The Quandary Facing Small Church Leaders
Who is in charge?
First the Downside:
- Small churches face huge challenges.
- Small churches have fewer resources.
- Small churches have minimal services from professional leaders.
- Professional leaders can do only so much alone.
Now the Upside:
- Small churches often have a greater percentage of the congregation willing to take leadership roles.
- Members of small churches often include skilled professionals in areas related to church needs (business, teaching, healthcare, social media, music, writing, art, drama, social work, etc., etc., etc.)
- Mission opportunities abound—if only there was a plan.
- Professional leaders don't have to work alone.
Recognizing Leadership Potential
LINK: Read this post. It addresses concerns that 2x2 has often addressed.
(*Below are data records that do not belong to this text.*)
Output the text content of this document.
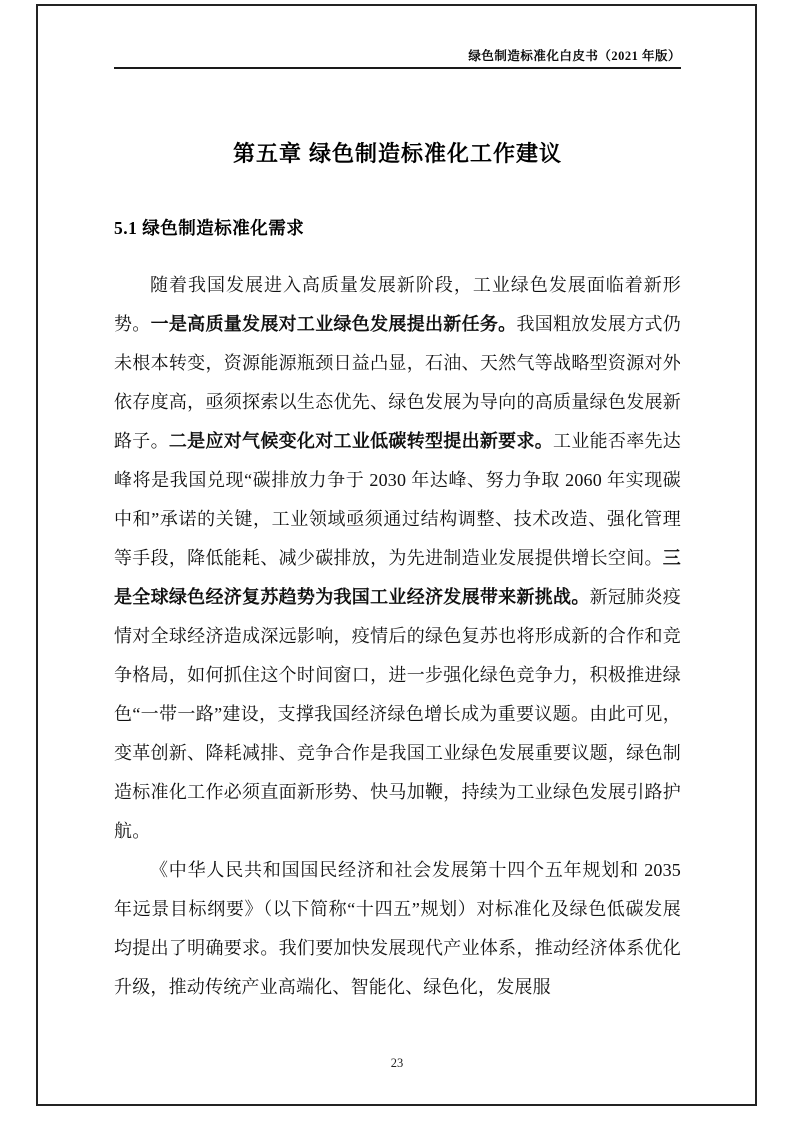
绿色制造标准化白皮书（2021 年版）
第五章 绿色制造标准化工作建议
5.1 绿色制造标准化需求

随着我国发展进入高质量发展新阶段，工业绿色发展面临着新形势。一是高质量发展对工业绿色发展提出新任务。我国粗放发展方式仍未根本转变，资源能源瓶颈日益凸显，石油、天然气等战略型资源对外依存度高，亟须探索以生态优先、绿色发展为导向的高质量绿色发展新路子。二是应对气候变化对工业低碳转型提出新要求。工业能否率先达峰将是我国兑现“碳排放力争于 2030 年达峰、努力争取 2060 年实现碳中和”承诺的关键，工业领域亟须通过结构调整、技术改造、强化管理等手段，降低能耗、减少碳排放，为先进制造业发展提供增长空间。三是全球绿色经济复苏趋势为我国工业经济发展带来新挑战。新冠肺炎疫情对全球经济造成深远影响，疫情后的绿色复苏也将形成新的合作和竞争格局，如何抓住这个时间窗口，进一步强化绿色竞争力，积极推进绿色“一带一路”建设，支撑我国经济绿色增长成为重要议题。由此可见，变革创新、降耗减排、竞争合作是我国工业绿色发展重要议题，绿色制造标准化工作必须直面新形势、快马加鞭，持续为工业绿色发展引路护航。

《中华人民共和国国民经济和社会发展第十四个五年规划和 2035 年远景目标纲要》（以下简称“十四五”规划）对标准化及绿色低碳发展均提出了明确要求。我们要加快发展现代产业体系，推动经济体系优化升级，推动传统产业高端化、智能化、绿色化，发展服

23
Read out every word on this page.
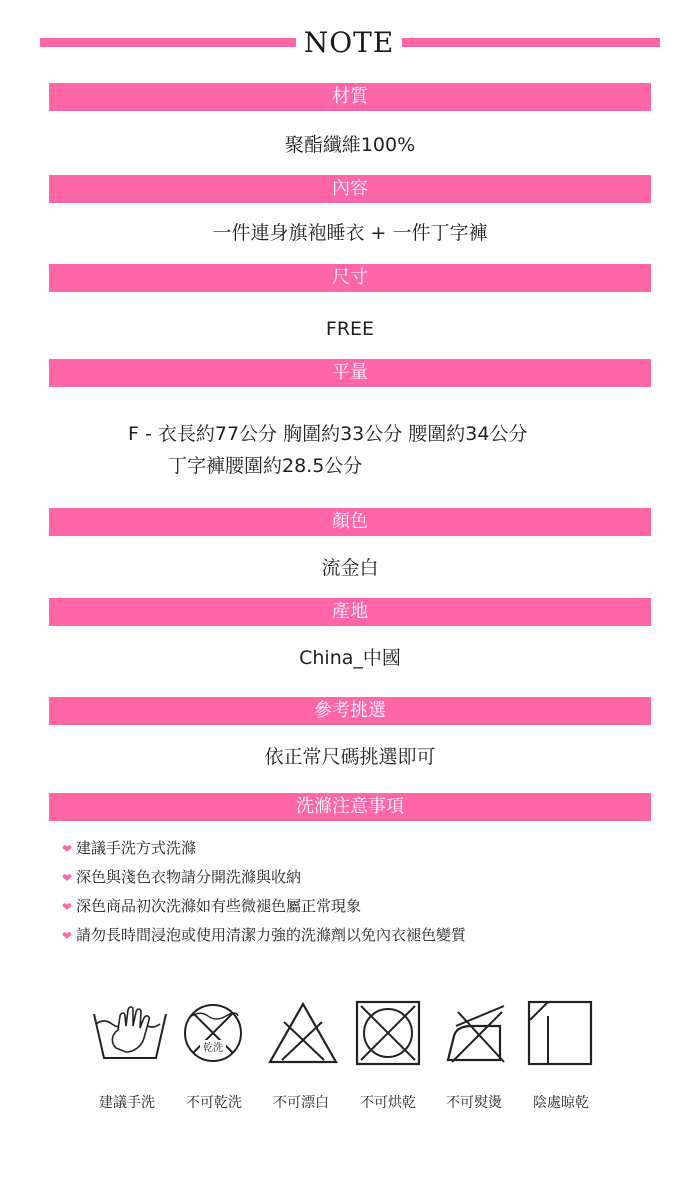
NOTE
材質
聚酯纖維100%
內容
一件連身旗袍睡衣 + 一件丁字褲
尺寸
FREE
平量
F - 衣長約77公分 胸圍約33公分 腰圍約34公分
丁字褲腰圍約28.5公分
顏色
流金白
產地
China_中國
參考挑選
依正常尺碼挑選即可
洗滌注意事項
❤ 建議手洗方式洗滌
❤ 深色與淺色衣物請分開洗滌與收納
❤ 深色商品初次洗滌如有些微褪色屬正常現象
❤ 請勿長時間浸泡或使用清潔力強的洗滌劑以免內衣褪色變質
乾洗
建議手洗 不可乾洗 不可漂白 不可烘乾 不可熨燙 陰處晾乾
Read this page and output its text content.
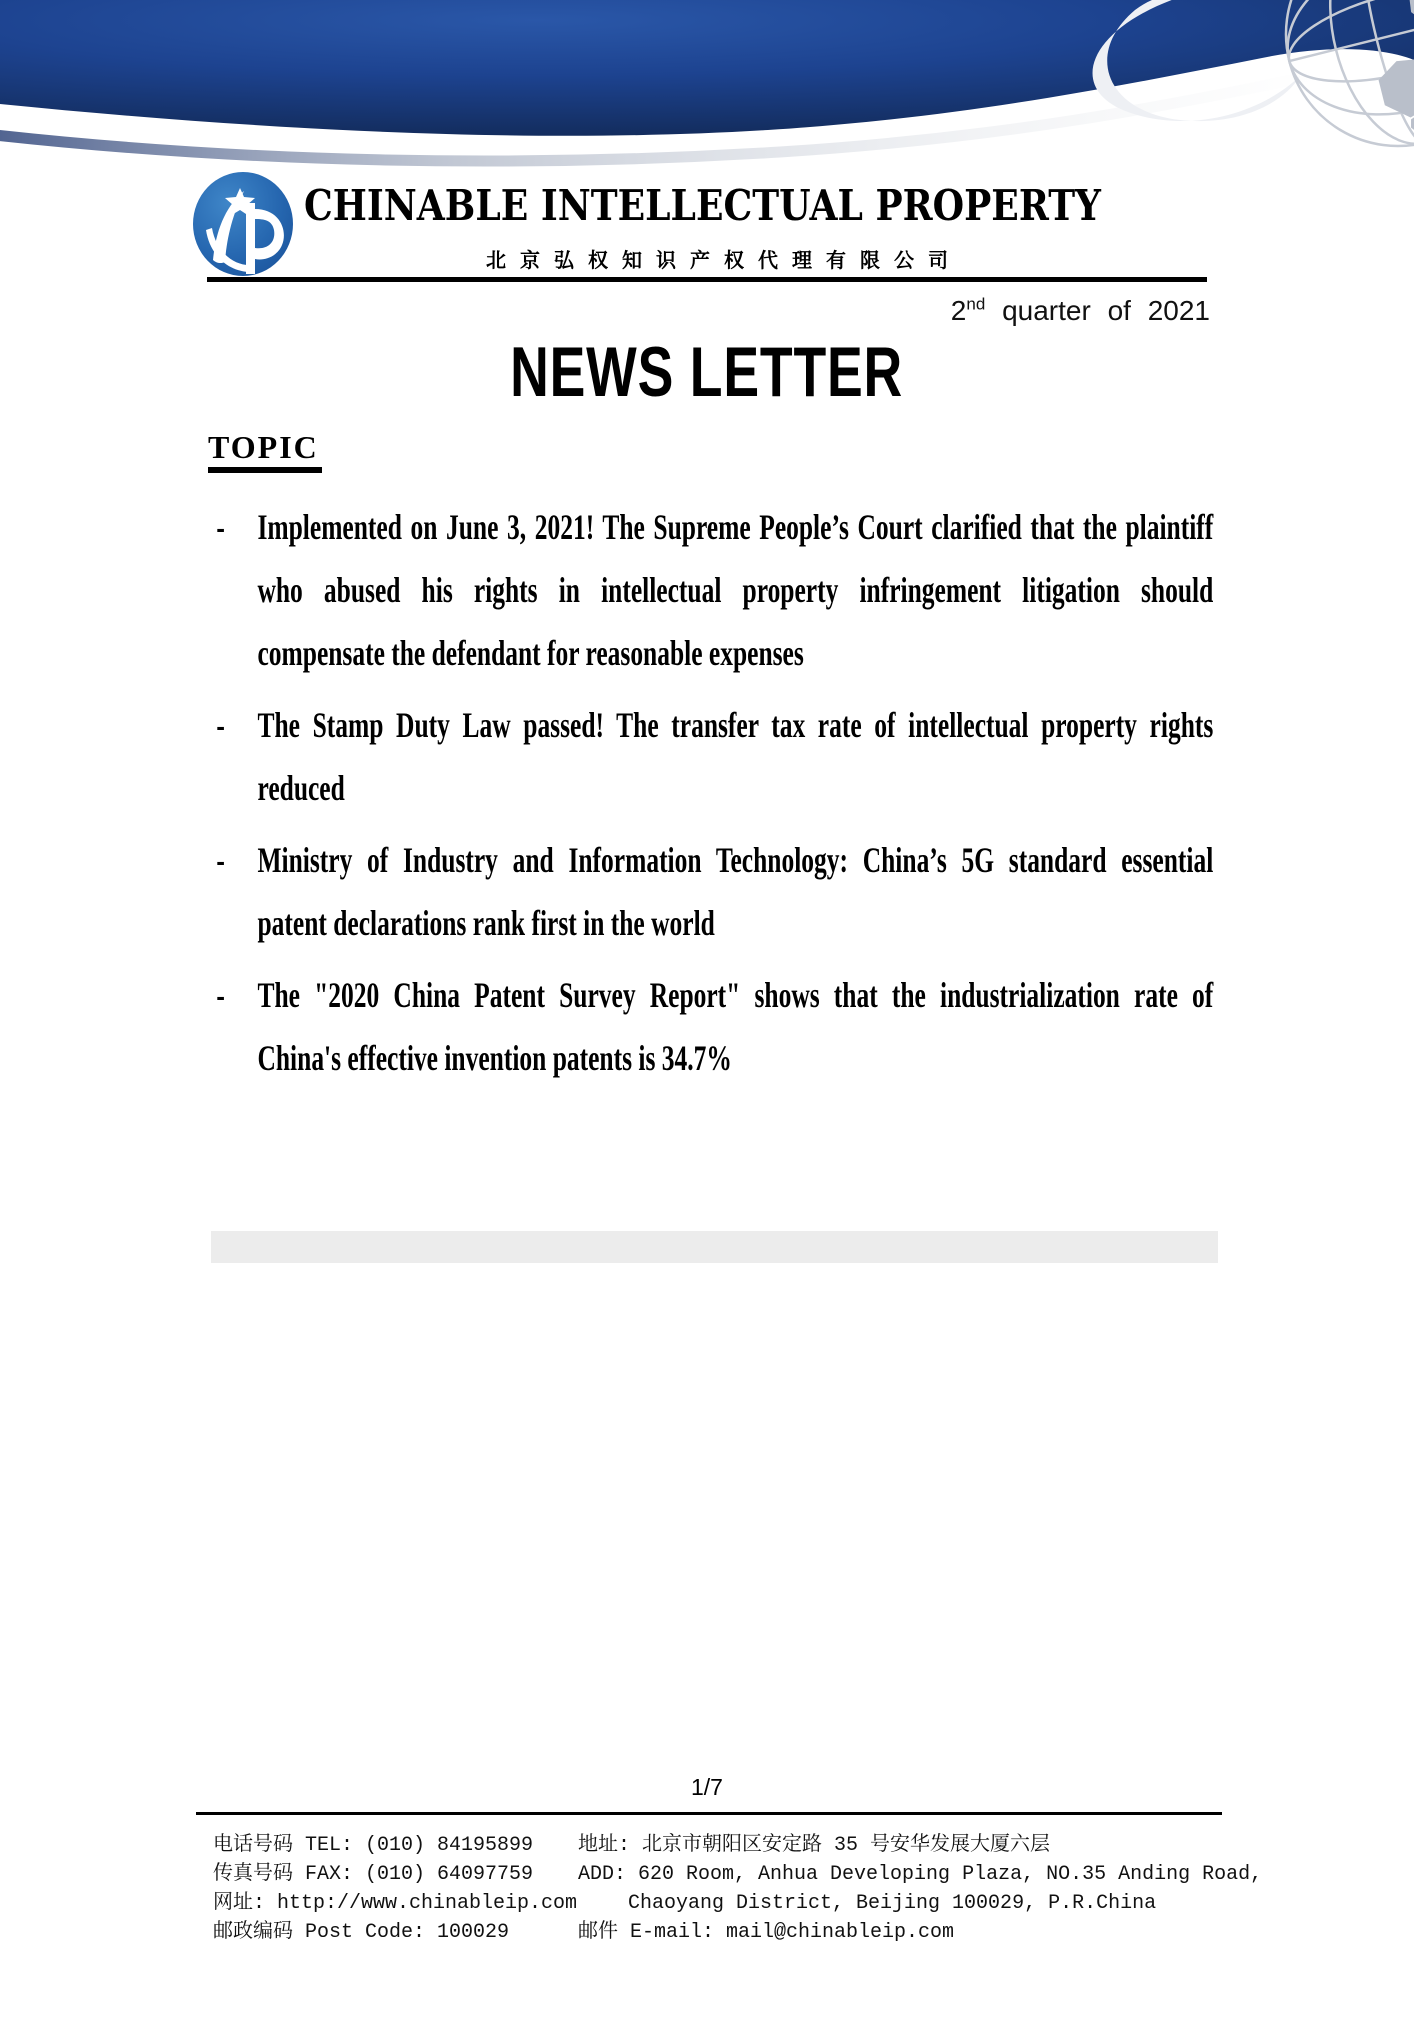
CHINABLE INTELLECTUAL PROPERTY
北京弘权知识产权代理有限公司
2nd quarter of 2021
NEWS LETTER
TOPIC
- Implemented on June 3, 2021! The Supreme People’s Court clarified that the plaintiff who abused his rights in intellectual property infringement litigation should compensate the defendant for reasonable expenses
- The Stamp Duty Law passed! The transfer tax rate of intellectual property rights reduced
- Ministry of Industry and Information Technology: China’s 5G standard essential patent declarations rank first in the world
- The "2020 China Patent Survey Report" shows that the industrialization rate of China's effective invention patents is 34.7%
1/7
电话号码 TEL: (010) 84195899
传真号码 FAX: (010) 64097759
网址: http://www.chinableip.com
邮政编码 Post Code: 100029
地址: 北京市朝阳区安定路 35 号安华发展大厦六层
ADD: 620 Room, Anhua Developing Plaza, NO.35 Anding Road,
Chaoyang District, Beijing 100029, P.R.China
邮件 E-mail: mail@chinableip.com
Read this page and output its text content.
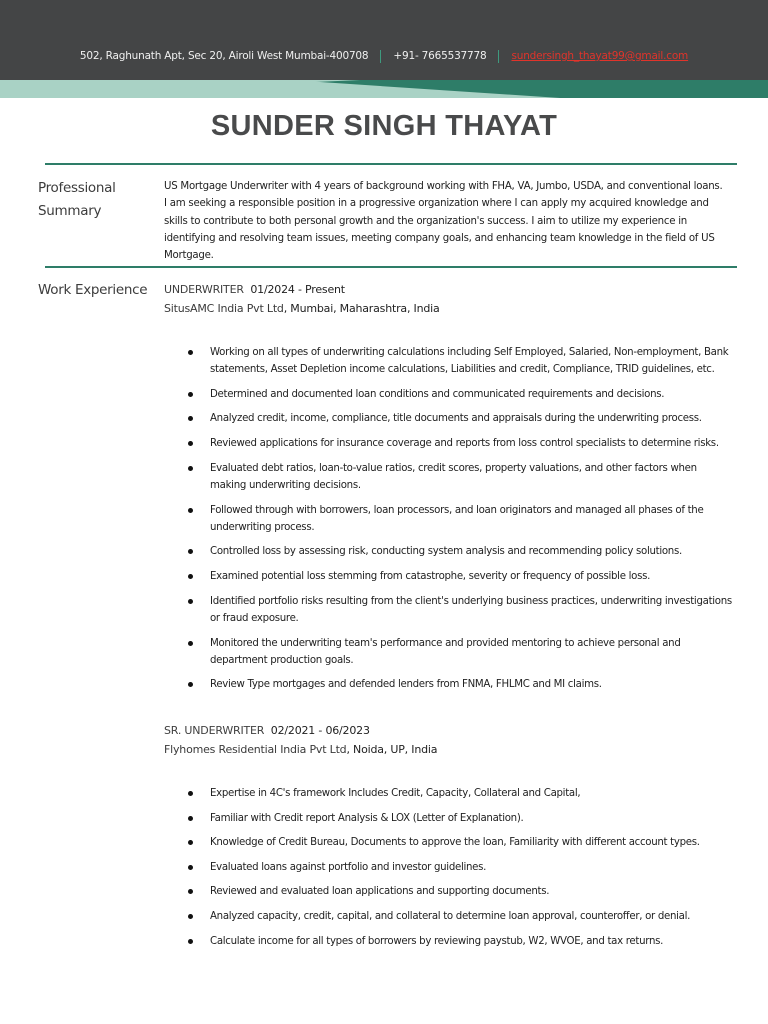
502, Raghunath Apt, Sec 20, Airoli West Mumbai-400708 +91- 7665537778 sundersingh_thayat99@gmail.com
SUNDER SINGH THAYAT
Professional Summary
US Mortgage Underwriter with 4 years of background working with FHA, VA, Jumbo, USDA, and conventional loans. I am seeking a responsible position in a progressive organization where I can apply my acquired knowledge and skills to contribute to both personal growth and the organization's success. I aim to utilize my experience in identifying and resolving team issues, meeting company goals, and enhancing team knowledge in the field of US Mortgage.
Work Experience UNDERWRITER 01/2024 - Present
SitusAMC India Pvt Ltd, Mumbai, Maharashtra, India
Working on all types of underwriting calculations including Self Employed, Salaried, Non-employment, Bank statements, Asset Depletion income calculations, Liabilities and credit, Compliance, TRID guidelines, etc.
Determined and documented loan conditions and communicated requirements and decisions.
Analyzed credit, income, compliance, title documents and appraisals during the underwriting process.
Reviewed applications for insurance coverage and reports from loss control specialists to determine risks.
Evaluated debt ratios, loan-to-value ratios, credit scores, property valuations, and other factors when making underwriting decisions.
Followed through with borrowers, loan processors, and loan originators and managed all phases of the underwriting process.
Controlled loss by assessing risk, conducting system analysis and recommending policy solutions.
Examined potential loss stemming from catastrophe, severity or frequency of possible loss.
Identified portfolio risks resulting from the client's underlying business practices, underwriting investigations or fraud exposure.
Monitored the underwriting team's performance and provided mentoring to achieve personal and department production goals.
Review Type mortgages and defended lenders from FNMA, FHLMC and MI claims.
SR. UNDERWRITER 02/2021 - 06/2023
Flyhomes Residential India Pvt Ltd, Noida, UP, India
Expertise in 4C's framework Includes Credit, Capacity, Collateral and Capital,
Familiar with Credit report Analysis & LOX (Letter of Explanation).
Knowledge of Credit Bureau, Documents to approve the loan, Familiarity with different account types.
Evaluated loans against portfolio and investor guidelines.
Reviewed and evaluated loan applications and supporting documents.
Analyzed capacity, credit, capital, and collateral to determine loan approval, counteroffer, or denial.
Calculate income for all types of borrowers by reviewing paystub, W2, WVOE, and tax returns.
Here is a quote from this article:
Traditional leadership seems to still work when the problems are clear cut and the solutions are, even if difficult, at least known. But these are not usual times for congregations and their leaders. The challenges are not always apparent, and few speak with assurance about solutions. They found that innovative leaders no longer could afford to surround themselves with “their” people who instinctively supported the leader’s ideas. Rather, these new leaders had to ensure that diverse people with a range of interests, personalities, and gifts were included. This is where pastoral leaders in particular become anxious. Differences and conflict are inevitable when you seek diversity in the makeup of those involved. But it is out of creative tension that innovation is born.
Lovett Weems, Director
Lewis Center for Church Leadership
The reason the Church is stuck is because its leadership structure is vested in the past. The only plan is outdated and unrealistic. Our continuing allegiance to a structure that no longer works has many churches mired down. It takes a toll on pastors and members alike. We ask, “We are all doing what we are supposed to be doing. Why isn’t it working?”
If your congregation has tried to borrow money, you may have encountered this.
The first question from lenders: How many members do you have? They want you to have at least 100. That figure is meaningless today. The 100-member church typically has 25 attending regularly and only a quarter of them contributing—and most of them at 1970s levels.
The second question: Who is your pastor? Can you provide a bio? The typical pastor of a small church is so “part-time” that he or she has little engagement in the business of the Church. If lenders think they can rely on pastors to safeguard their investment in any way, they are probably wrong.
Modern Measures of
In evaluating small churches it is a far better measure to look at their networking. How do they work with other churches and community groups—but then a lot of churches work in isolation within their denomination and in their communities. Change this and it may change the expectations of outsiders!
Another effective modern measure is the engagement of members. Supporting the offering plate is not the most significant measure. How are lay skills used for ministry. How are your business members guiding, setting goals, reaching out and handling finances? How are teachers sharing the Word? How are musicians, artists and writers enhancing worship and spiritual life? How are the social media experts connecting your congregation to the neighborhood—and the world?
In short, how are congregations using the resources they already have?
The failure to notice these significant measures of viability is related to our focus on "whose in charge." Churches can find answers—often right under their noses—if we look beyond this.
We all know who is in charge. It is none of us!